Which has better profit margins — UNIT or FYBR or LUMN or WOW or ATUS?

Uniti Group Inc.

(UNIT) is the more profitable company, earning 58. 4% net margin versus -21. 8% for Altice USA, Inc. — meaning it keeps 58. 4% of every revenue dollar as bottom-line profit. Operating margin tells a similar story: UNIT leads at 21. 2% versus -1. 5% for LUMN. At the gross margin level — before operating expenses — FYBR leads at 64. 5%, reflecting greater pricing power or product mix advantage. Stronger margins indicate durable pricing power, lower cost of revenue, or higher mix of software/services. They are one of the clearest signs of business quality.

06

Which pays a better dividend — UNIT or FYBR or LUMN or WOW or ATUS?

None of the stocks in this comparison currently pay a material dividend.

All are effectively zero-yield and should be held for capital appreciation rather than income.

07

Is UNIT or FYBR or LUMN or WOW or ATUS better for a retirement portfolio?

For long-horizon retirement investors, Frontier Communications Parent, Inc.

(FYBR) is the stronger choice — it scores higher on the combination of lower volatility, dividend reliability, and long-term compounding (low volatility (β 0. 06)).

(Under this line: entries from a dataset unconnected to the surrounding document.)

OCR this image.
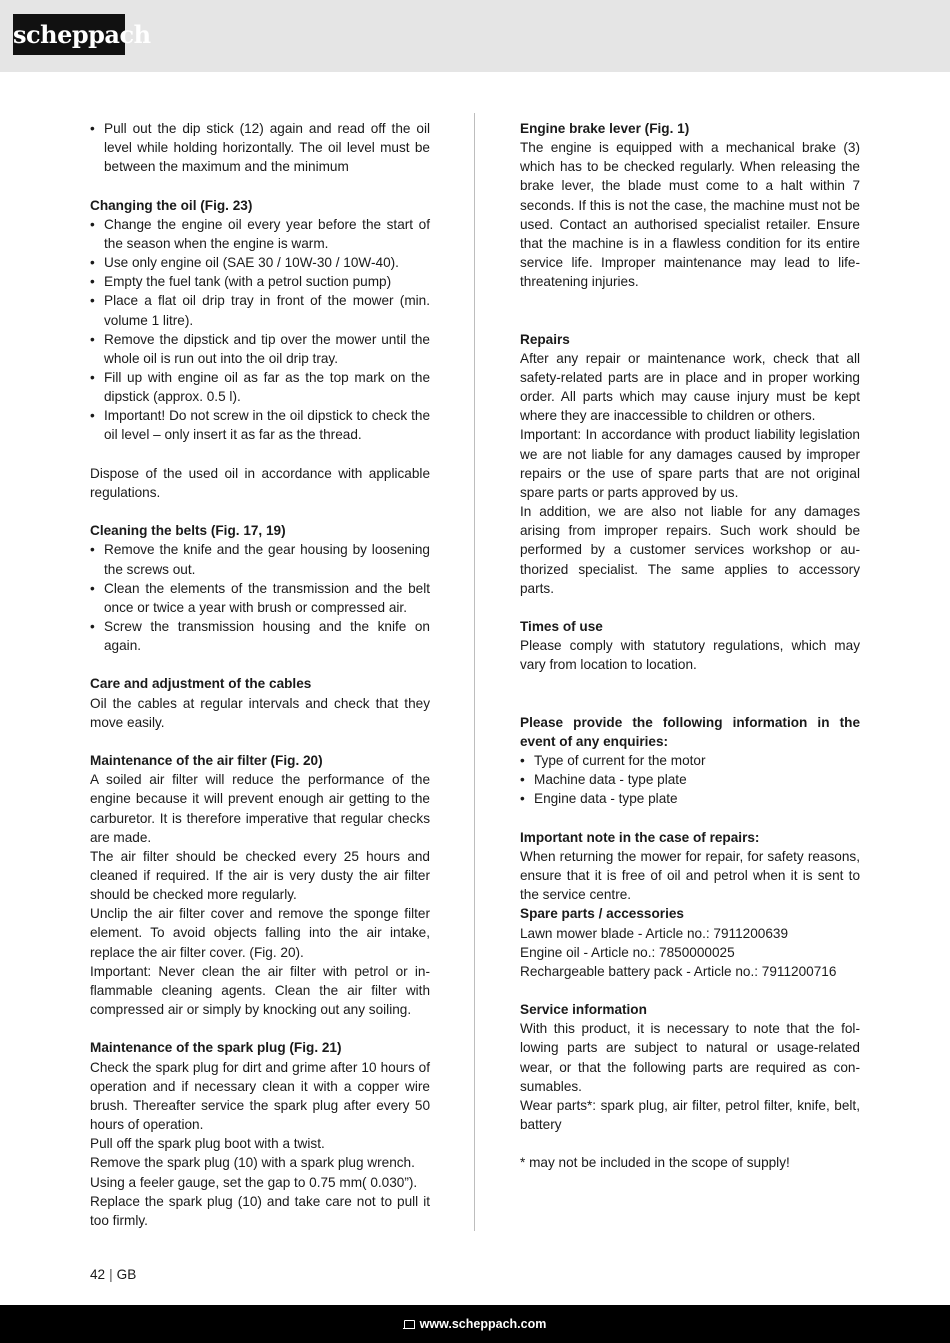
scheppach
• Pull out the dip stick (12) again and read off the oil level while holding horizontally. The oil level must be between the maximum and the minimum
Changing the oil (Fig. 23)
• Change the engine oil every year before the start of the season when the engine is warm.
• Use only engine oil (SAE 30 / 10W-30 / 10W-40).
• Empty the fuel tank (with a petrol suction pump)
• Place a flat oil drip tray in front of the mower (min. volume 1 litre).
• Remove the dipstick and tip over the mower until the whole oil is run out into the oil drip tray.
• Fill up with engine oil as far as the top mark on the dipstick (approx. 0.5 l).
• Important! Do not screw in the oil dipstick to check the oil level – only insert it as far as the thread.

Dispose of the used oil in accordance with applicable regulations.

Cleaning the belts (Fig. 17, 19)
• Remove the knife and the gear housing by loosening the screws out.
• Clean the elements of the transmission and the belt once or twice a year with brush or compressed air.
• Screw the transmission housing and the knife on again.
Care and adjustment of the cables

Oil the cables at regular intervals and check that they move easily.

Maintenance of the air filter (Fig. 20)

A soiled air filter will reduce the performance of the engine because it will prevent enough air getting to the carburetor. It is therefore imperative that regular checks are made.

The air filter should be checked every 25 hours and cleaned if required. If the air is very dusty the air filter should be checked more regularly.

Unclip the air filter cover and remove the sponge filter element. To avoid objects falling into the air intake, replace the air filter cover. (Fig. 20).

Important: Never clean the air filter with petrol or inflammable cleaning agents. Clean the air filter with compressed air or simply by knocking out any soiling.

Maintenance of the spark plug (Fig. 21)

Check the spark plug for dirt and grime after 10 hours of operation and if necessary clean it with a copper wire brush. Thereafter service the spark plug after every 50 hours of operation.

Pull off the spark plug boot with a twist.

Remove the spark plug (10) with a spark plug wrench.

Using a feeler gauge, set the gap to 0.75 mm( 0.030”).

Replace the spark plug (10) and take care not to pull it too firmly.

Engine brake lever (Fig. 1)

The engine is equipped with a mechanical brake (3) which has to be checked regularly. When releasing the brake lever, the blade must come to a halt within 7 seconds. If this is not the case, the machine must not be used. Contact an authorised specialist retailer. Ensure that the machine is in a flawless condition for its entire service life. Improper maintenance may lead to life-threatening injuries.

Repairs

After any repair or maintenance work, check that all safety-related parts are in place and in proper working order. All parts which may cause injury must be kept where they are inaccessible to children or others.

Important: In accordance with product liability legislation we are not liable for any damages caused by improper repairs or the use of spare parts that are not original spare parts or parts approved by us.

In addition, we are also not liable for any damages arising from improper repairs. Such work should be performed by a customer services workshop or authorized specialist. The same applies to accessory parts.

Times of use

Please comply with statutory regulations, which may vary from location to location.

Please provide the following information in the event of any enquiries:
• Type of current for the motor
• Machine data - type plate
• Engine data - type plate
Important note in the case of repairs:

When returning the mower for repair, for safety reasons, ensure that it is free of oil and petrol when it is sent to the service centre.

Spare parts / accessories

Lawn mower blade - Article no.: 7911200639

Engine oil - Article no.: 7850000025

Rechargeable battery pack - Article no.: 7911200716

Service information

With this product, it is necessary to note that the following parts are subject to natural or usage-related wear, or that the following parts are required as consumables.

Wear parts*: spark plug, air filter, petrol filter, knife, belt, battery

* may not be included in the scope of supply!

42 | GB
www.scheppach.com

Lumen Technologies, Inc. (LUMN) carries a higher beta of 2. 74 — meaning larger drawdowns in market downturns, which matters significantly when you cannot wait years for a recovery. Both have compounded well over 10 years (FYBR: +42. 8%, LUMN: -35. 7%), confirming both are viable long-term holds — but the lower-volatility option typically results in less emotional selling during corrections. Retirement portfolios generally favour predictability over maximum returns. Consult a financial advisor before making allocation decisions.

08

What are the main differences between UNIT and FYBR and LUMN and WOW and ATUS?

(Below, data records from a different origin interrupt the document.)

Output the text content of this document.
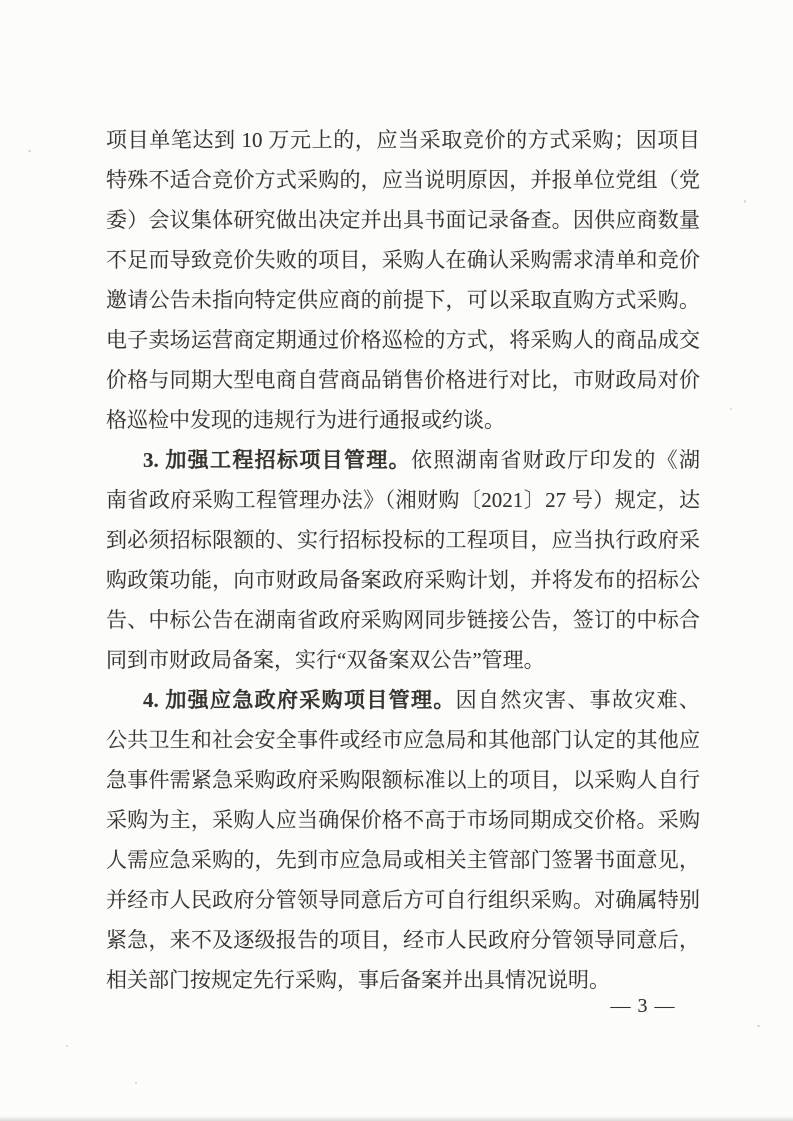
项目单笔达到 10 万元上的，应当采取竞价的方式采购；因项目
特殊不适合竞价方式采购的，应当说明原因，并报单位党组（党
委）会议集体研究做出决定并出具书面记录备查。因供应商数量
不足而导致竞价失败的项目，采购人在确认采购需求清单和竞价
邀请公告未指向特定供应商的前提下，可以采取直购方式采购。
电子卖场运营商定期通过价格巡检的方式，将采购人的商品成交
价格与同期大型电商自营商品销售价格进行对比，市财政局对价
格巡检中发现的违规行为进行通报或约谈。
3. 加强工程招标项目管理。依照湖南省财政厅印发的《湖
南省政府采购工程管理办法》（湘财购〔2021〕27 号）规定，达
到必须招标限额的、实行招标投标的工程项目，应当执行政府采
购政策功能，向市财政局备案政府采购计划，并将发布的招标公
告、中标公告在湖南省政府采购网同步链接公告，签订的中标合
同到市财政局备案，实行“双备案双公告”管理。
4. 加强应急政府采购项目管理。因自然灾害、事故灾难、
公共卫生和社会安全事件或经市应急局和其他部门认定的其他应
急事件需紧急采购政府采购限额标准以上的项目，以采购人自行
采购为主，采购人应当确保价格不高于市场同期成交价格。采购
人需应急采购的，先到市应急局或相关主管部门签署书面意见，
并经市人民政府分管领导同意后方可自行组织采购。对确属特别
紧急，来不及逐级报告的项目，经市人民政府分管领导同意后，
相关部门按规定先行采购，事后备案并出具情况说明。
— 3 —
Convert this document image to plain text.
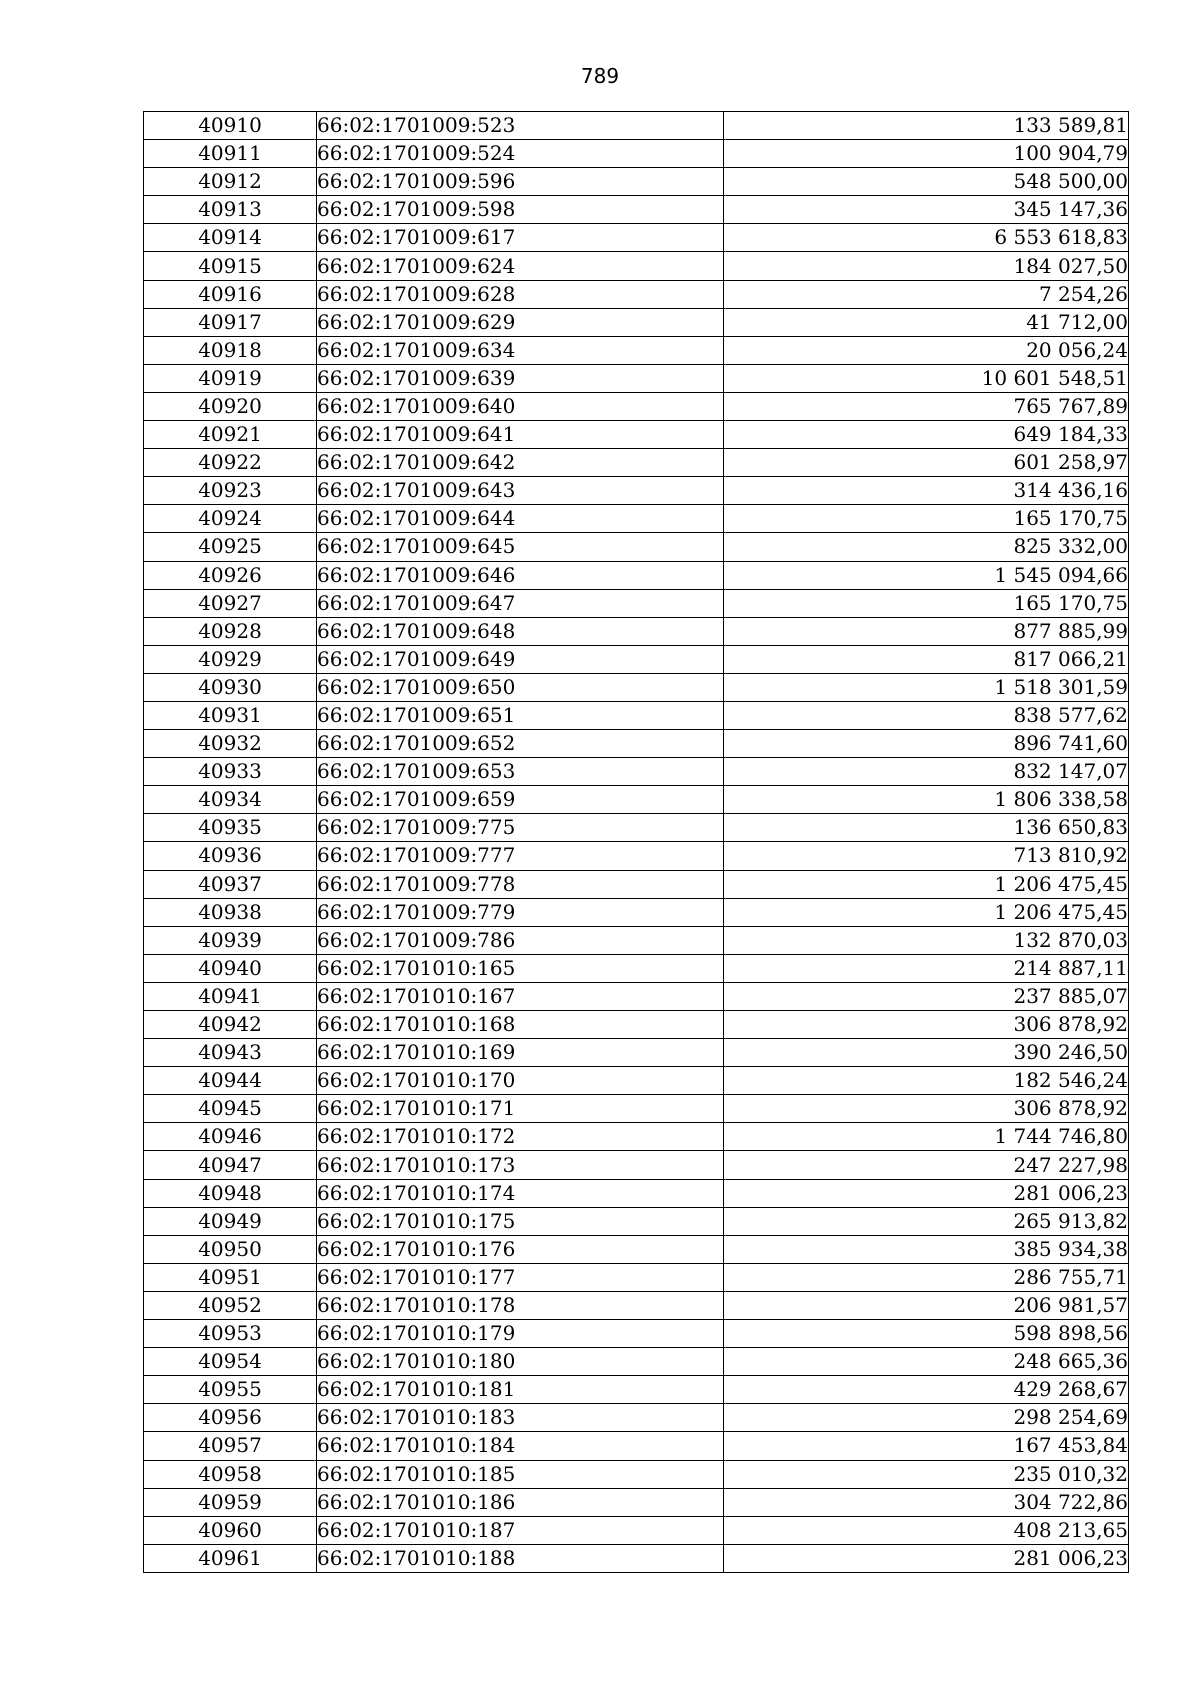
789
40910	66:02:1701009:523	133 589,81
40911	66:02:1701009:524	100 904,79
40912	66:02:1701009:596	548 500,00
40913	66:02:1701009:598	345 147,36
40914	66:02:1701009:617	6 553 618,83
40915	66:02:1701009:624	184 027,50
40916	66:02:1701009:628	7 254,26
40917	66:02:1701009:629	41 712,00
40918	66:02:1701009:634	20 056,24
40919	66:02:1701009:639	10 601 548,51
40920	66:02:1701009:640	765 767,89
40921	66:02:1701009:641	649 184,33
40922	66:02:1701009:642	601 258,97
40923	66:02:1701009:643	314 436,16
40924	66:02:1701009:644	165 170,75
40925	66:02:1701009:645	825 332,00
40926	66:02:1701009:646	1 545 094,66
40927	66:02:1701009:647	165 170,75
40928	66:02:1701009:648	877 885,99
40929	66:02:1701009:649	817 066,21
40930	66:02:1701009:650	1 518 301,59
40931	66:02:1701009:651	838 577,62
40932	66:02:1701009:652	896 741,60
40933	66:02:1701009:653	832 147,07
40934	66:02:1701009:659	1 806 338,58
40935	66:02:1701009:775	136 650,83
40936	66:02:1701009:777	713 810,92
40937	66:02:1701009:778	1 206 475,45
40938	66:02:1701009:779	1 206 475,45
40939	66:02:1701009:786	132 870,03
40940	66:02:1701010:165	214 887,11
40941	66:02:1701010:167	237 885,07
40942	66:02:1701010:168	306 878,92
40943	66:02:1701010:169	390 246,50
40944	66:02:1701010:170	182 546,24
40945	66:02:1701010:171	306 878,92
40946	66:02:1701010:172	1 744 746,80
40947	66:02:1701010:173	247 227,98
40948	66:02:1701010:174	281 006,23
40949	66:02:1701010:175	265 913,82
40950	66:02:1701010:176	385 934,38
40951	66:02:1701010:177	286 755,71
40952	66:02:1701010:178	206 981,57
40953	66:02:1701010:179	598 898,56
40954	66:02:1701010:180	248 665,36
40955	66:02:1701010:181	429 268,67
40956	66:02:1701010:183	298 254,69
40957	66:02:1701010:184	167 453,84
40958	66:02:1701010:185	235 010,32
40959	66:02:1701010:186	304 722,86
40960	66:02:1701010:187	408 213,65
40961	66:02:1701010:188	281 006,23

These companies operate in different sectors (UNIT (Real Estate) and FYBR (Communication Services) and LUMN (Communication Services) and WOW (Communication Services) and ATUS (Communication Services)), which means they face different economic cycles, regulatory environments, and macro sensitivities — making direct comparison nuanced.

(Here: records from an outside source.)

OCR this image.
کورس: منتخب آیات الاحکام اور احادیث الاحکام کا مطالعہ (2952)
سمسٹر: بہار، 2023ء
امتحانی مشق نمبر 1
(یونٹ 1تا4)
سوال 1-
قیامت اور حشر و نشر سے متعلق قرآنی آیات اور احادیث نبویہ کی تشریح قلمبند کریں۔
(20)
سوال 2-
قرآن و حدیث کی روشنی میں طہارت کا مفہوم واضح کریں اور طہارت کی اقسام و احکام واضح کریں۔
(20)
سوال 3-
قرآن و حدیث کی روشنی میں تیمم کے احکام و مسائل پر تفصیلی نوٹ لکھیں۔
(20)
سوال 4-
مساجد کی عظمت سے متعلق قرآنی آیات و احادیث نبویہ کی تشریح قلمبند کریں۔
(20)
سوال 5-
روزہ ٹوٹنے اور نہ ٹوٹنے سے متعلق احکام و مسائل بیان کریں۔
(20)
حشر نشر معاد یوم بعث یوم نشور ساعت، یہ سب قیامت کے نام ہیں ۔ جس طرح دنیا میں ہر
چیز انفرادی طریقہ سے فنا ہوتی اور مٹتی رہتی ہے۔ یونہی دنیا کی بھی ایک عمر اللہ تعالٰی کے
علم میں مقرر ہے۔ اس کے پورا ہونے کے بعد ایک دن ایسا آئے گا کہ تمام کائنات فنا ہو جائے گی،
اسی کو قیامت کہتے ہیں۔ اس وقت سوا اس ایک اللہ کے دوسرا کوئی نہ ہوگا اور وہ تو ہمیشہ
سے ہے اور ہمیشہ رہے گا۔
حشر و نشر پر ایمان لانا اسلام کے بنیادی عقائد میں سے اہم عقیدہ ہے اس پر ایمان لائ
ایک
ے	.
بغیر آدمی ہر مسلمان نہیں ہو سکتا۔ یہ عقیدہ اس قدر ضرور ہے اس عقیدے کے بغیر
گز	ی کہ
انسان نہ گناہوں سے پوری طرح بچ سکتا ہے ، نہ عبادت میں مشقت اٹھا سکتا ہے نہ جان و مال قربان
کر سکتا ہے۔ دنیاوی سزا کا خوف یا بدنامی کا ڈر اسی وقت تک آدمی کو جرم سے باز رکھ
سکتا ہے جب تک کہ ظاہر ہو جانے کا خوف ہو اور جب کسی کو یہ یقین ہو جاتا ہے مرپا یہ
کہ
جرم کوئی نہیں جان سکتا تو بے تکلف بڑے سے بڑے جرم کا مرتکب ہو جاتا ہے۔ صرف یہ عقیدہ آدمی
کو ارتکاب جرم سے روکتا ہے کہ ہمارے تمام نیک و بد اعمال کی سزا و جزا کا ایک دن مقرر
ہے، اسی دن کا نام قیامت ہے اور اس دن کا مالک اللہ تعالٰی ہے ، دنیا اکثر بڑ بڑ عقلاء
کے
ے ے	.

In terms of investment character: UNIT is a small-cap high-growth stock; FYBR is a small-cap quality compounder stock; LUMN is a small-cap quality compounder stock; WOW is a small-cap quality compounder stock; ATUS is a small-cap quality compounder stock. These fundamental differences mean investors should not choose between them on a single metric — the "better stock" depends entirely on which of these characteristics aligns with your investment strategy.

Find Stocks Like These

Explore pre-built screens for each stock's profile, or build a custom screen to find stocks that outperform all of them.

Stocks Like

UNIT

High-Growth Quality Leader

  • Sector: Real Estate
  • Market Cap > $100B
  • Revenue Growth > 106%
  • Net Margin > 34%
Run This Screen
Stocks Like

FYBR

Quality Business

  • Sector: Communication Services
  • Market Cap > $100B
  • Gross Margin > 39%
Run This Screen
Stocks Like

LUMN

Quality Business

  • Sector: Communication Services
  • Market Cap > $100B
  • Gross Margin > 21%
Run This Screen
Stocks Like

WOW

Quality Business

  • Sector: Communication Services
  • Market Cap > $100B
  • Gross Margin > 36%
Run This Screen
Stocks Like

ATUS

Quality Business

  • Sector: Communication Services
  • Market Cap > $100B
  • Gross Margin > 30%
Run This Screen
Custom Screen

Beat Both

Find stocks that outperform UNIT and FYBR and LUMN and WOW and ATUS on the metrics below

Revenue Growth>
%
(UNIT: 212.7% · FYBR: 4.1%)

You Might Also Compare

Based on how these companies actually compete and overlap — not just which sector they're filed under.